Un esemplare adulti di civetta acadica ha abitato i rami di quel grande abete per chissà quanto tempo prima di essere trascinata con lui fino a New York dopo l’abbattimento. L’esemplare è stato soccorso e presto tornerà libero in natura.
Sara Del Dot 23 Novembre 2020

Un’atmosfera natalizia, quella della Grande mela, che è costata la casa di una povera civetta. Salva per miracolo. Eh già, perché avere un grande albero di Natale addobbato in mezzo alla città è sempre una gioia per gli occhi e un valore aggiunto all’atmosfera invernale, ma ti piacerebbe ancora così tanto se sapessi che prima, quell’abete, era la casa di un animale che si è trovato all’improvviso perso e sfrattato?

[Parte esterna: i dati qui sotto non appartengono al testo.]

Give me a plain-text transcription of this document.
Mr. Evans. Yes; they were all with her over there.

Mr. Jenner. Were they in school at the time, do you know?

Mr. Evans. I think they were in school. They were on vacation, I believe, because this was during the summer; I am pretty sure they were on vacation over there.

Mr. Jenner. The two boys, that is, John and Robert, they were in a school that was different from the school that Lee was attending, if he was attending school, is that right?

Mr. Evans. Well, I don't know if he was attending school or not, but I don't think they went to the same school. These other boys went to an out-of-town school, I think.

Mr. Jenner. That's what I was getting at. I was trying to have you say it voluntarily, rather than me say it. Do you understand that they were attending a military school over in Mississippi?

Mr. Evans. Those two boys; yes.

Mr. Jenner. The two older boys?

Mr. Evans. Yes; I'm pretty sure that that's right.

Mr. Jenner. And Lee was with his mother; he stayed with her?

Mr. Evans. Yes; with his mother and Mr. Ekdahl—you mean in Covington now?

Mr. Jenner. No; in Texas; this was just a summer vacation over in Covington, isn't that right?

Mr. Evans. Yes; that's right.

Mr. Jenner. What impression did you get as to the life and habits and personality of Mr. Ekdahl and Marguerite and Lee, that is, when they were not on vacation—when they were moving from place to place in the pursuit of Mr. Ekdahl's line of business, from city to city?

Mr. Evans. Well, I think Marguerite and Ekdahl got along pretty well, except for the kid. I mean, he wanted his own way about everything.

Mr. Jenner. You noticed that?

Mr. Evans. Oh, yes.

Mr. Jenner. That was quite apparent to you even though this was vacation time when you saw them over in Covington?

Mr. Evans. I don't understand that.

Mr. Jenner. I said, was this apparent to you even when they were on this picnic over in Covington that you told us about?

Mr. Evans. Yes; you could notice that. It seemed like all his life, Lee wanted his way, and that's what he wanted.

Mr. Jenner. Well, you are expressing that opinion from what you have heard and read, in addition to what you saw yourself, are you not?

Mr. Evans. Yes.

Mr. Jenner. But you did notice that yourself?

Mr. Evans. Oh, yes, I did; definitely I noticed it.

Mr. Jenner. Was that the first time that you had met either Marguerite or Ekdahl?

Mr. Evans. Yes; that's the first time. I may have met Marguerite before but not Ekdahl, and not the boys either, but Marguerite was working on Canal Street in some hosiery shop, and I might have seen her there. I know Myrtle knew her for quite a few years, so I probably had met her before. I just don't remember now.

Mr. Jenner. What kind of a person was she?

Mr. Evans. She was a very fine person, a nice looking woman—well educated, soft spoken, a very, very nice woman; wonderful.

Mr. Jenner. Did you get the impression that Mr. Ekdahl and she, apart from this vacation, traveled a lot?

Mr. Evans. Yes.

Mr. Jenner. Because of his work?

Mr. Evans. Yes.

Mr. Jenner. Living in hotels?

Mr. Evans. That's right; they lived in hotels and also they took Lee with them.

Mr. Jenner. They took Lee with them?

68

È proprio ciò che è successo alla piccola civetta che abitava l’albero che è stato abbattuto a Oneonta, una cittadina a poco meno di 300km da New York e trasportato, con lei a bordo, fino ad arrivare al Rockefeller Centre. Nel corso dell’installazione dell’abete, uno degli operatori si è accorto che il piccolo animale era rimasto all’interno dell’albero senza abbandonare quella che era stata la sua casa per chissà quanto tempo.

La civetta, un esemplare adulto della specie Aegolius acadicus, civetta acadica, è stata subito prelevata, nutrita e soccorsa e ora effettuerà un periodo di riabilitazione per essere rilasciata in natura.